Dayr Al-Nasara (Armant)


A modern name for a rock cave situated deep in the desert north of Armant, adapted by early Christian monks for living quarters. Today one can see no more than a large square tower rising from the ruins of buildings. They are in the stony area at the foot of the mountain. One cannot say if it is the ruins of a real monastery, a cenobium, or a rest house for the hermitages that were numerous in the mountains between them and the cultivated lands.
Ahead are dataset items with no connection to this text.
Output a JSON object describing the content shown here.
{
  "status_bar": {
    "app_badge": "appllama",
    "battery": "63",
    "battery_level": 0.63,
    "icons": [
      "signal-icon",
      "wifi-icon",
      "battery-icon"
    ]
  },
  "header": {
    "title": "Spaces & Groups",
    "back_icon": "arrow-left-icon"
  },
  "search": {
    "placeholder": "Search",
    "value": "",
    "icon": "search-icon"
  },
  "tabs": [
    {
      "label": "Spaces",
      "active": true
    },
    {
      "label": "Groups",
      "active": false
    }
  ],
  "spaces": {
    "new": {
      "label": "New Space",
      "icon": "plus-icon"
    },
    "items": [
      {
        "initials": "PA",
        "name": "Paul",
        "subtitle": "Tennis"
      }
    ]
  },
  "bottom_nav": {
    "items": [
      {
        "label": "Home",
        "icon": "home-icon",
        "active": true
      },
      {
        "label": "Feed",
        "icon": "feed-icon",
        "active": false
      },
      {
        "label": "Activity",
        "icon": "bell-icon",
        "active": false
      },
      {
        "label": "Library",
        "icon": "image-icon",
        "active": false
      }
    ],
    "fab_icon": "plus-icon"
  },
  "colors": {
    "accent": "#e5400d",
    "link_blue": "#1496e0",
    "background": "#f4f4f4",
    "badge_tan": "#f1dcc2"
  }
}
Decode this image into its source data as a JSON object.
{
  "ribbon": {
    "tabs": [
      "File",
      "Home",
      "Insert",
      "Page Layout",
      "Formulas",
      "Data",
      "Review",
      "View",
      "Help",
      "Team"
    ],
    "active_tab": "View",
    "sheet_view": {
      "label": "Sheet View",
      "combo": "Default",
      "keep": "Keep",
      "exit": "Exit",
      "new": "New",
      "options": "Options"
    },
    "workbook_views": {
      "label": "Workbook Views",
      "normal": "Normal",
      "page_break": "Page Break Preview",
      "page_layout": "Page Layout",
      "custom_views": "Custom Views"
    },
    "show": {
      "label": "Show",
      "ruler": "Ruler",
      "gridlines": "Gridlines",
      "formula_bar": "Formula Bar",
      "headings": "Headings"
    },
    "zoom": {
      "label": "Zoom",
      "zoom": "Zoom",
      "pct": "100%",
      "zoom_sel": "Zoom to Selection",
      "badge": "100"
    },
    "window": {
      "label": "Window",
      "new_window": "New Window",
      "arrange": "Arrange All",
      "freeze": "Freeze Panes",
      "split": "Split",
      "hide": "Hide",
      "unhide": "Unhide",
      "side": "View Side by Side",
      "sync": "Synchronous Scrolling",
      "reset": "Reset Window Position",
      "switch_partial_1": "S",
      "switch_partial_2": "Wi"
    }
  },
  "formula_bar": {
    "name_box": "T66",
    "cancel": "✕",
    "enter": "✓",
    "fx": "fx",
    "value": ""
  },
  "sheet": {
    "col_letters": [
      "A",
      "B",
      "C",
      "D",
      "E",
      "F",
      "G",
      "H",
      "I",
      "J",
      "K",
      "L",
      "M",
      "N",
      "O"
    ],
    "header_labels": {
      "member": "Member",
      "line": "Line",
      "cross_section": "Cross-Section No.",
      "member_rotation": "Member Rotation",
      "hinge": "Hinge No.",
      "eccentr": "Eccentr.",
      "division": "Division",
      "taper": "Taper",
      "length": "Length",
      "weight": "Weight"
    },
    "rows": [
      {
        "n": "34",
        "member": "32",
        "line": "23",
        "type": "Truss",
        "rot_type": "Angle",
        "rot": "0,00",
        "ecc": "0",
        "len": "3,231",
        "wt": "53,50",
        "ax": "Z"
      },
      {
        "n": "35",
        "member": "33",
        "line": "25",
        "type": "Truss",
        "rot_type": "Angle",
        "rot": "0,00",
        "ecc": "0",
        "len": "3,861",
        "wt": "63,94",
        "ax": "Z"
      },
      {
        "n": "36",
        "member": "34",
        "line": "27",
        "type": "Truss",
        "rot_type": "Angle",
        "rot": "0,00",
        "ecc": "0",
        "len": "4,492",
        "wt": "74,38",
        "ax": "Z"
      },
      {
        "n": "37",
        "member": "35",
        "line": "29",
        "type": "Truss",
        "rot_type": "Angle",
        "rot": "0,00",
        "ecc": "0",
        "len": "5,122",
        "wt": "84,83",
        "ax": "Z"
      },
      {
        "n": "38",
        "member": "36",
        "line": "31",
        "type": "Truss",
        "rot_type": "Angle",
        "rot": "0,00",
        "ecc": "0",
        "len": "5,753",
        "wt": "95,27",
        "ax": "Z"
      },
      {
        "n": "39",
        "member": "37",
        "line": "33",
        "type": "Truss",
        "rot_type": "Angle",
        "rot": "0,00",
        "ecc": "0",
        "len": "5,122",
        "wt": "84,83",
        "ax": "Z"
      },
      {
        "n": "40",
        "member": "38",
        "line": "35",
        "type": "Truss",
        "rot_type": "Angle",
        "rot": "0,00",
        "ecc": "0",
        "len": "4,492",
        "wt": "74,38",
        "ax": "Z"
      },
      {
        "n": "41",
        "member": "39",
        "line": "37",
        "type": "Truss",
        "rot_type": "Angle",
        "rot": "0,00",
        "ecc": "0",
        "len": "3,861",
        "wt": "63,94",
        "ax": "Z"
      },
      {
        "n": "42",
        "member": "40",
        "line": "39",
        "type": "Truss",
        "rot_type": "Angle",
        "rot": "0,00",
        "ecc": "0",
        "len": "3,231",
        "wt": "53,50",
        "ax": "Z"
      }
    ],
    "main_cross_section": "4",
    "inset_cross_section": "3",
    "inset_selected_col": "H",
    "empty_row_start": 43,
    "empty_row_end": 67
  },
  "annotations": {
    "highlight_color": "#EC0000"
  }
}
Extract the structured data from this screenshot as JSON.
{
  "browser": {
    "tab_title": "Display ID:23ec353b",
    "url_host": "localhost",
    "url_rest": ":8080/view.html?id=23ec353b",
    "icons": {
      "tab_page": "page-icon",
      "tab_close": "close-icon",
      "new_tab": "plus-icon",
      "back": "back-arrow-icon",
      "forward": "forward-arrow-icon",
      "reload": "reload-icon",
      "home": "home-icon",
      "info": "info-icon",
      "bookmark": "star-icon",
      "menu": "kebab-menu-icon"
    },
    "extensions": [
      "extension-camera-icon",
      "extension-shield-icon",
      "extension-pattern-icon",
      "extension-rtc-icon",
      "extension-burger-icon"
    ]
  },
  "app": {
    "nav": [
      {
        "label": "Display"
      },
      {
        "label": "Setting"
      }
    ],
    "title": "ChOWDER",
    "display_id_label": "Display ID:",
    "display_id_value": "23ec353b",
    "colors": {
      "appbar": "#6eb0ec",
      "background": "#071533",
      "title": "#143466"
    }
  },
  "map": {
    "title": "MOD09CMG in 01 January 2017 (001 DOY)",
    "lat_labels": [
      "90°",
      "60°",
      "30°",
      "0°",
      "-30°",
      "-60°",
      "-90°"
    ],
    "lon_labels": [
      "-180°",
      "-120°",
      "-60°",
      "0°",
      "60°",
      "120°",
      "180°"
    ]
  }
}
This monastery cannot be identified with any site attested by the texts. G. Daressy (1914, pp. 266-271) believed, without offering any proof, that it was Dayr Anba Daryus, of which the Sahidic recension of the Coptic SYNAXARION speaks at 2 Tubah. J. Doresse has briefly described it (1949, p. 345).


  • Daressy, G. “Renseignements sur la provenance des stèles coptes du
  • Musée du Caire.” Annales du Service des antiquités de l’Egypte 13 (1914):266-71.
  • Doresse, J. “Monastères coptes aux environs d’Armant en Thébaïde.” Analecta Bollandiana 67 (1949):327-49.
  • Meinardus, O. Christian Egypt, Ancient and Modern. Cairo, 1965; 2nd ed., 1977.
  • Mond, R., and O. H. Myers. Cemeteries of Armant, 2 vols. Egypt Exploration Society Memoirs 42. London, 1937.
  • Timm, S. Das christlich-koptische Ägypten in arabischer Zeit, Vol. 2, pp. 767-68. Wiesbaden, 1984.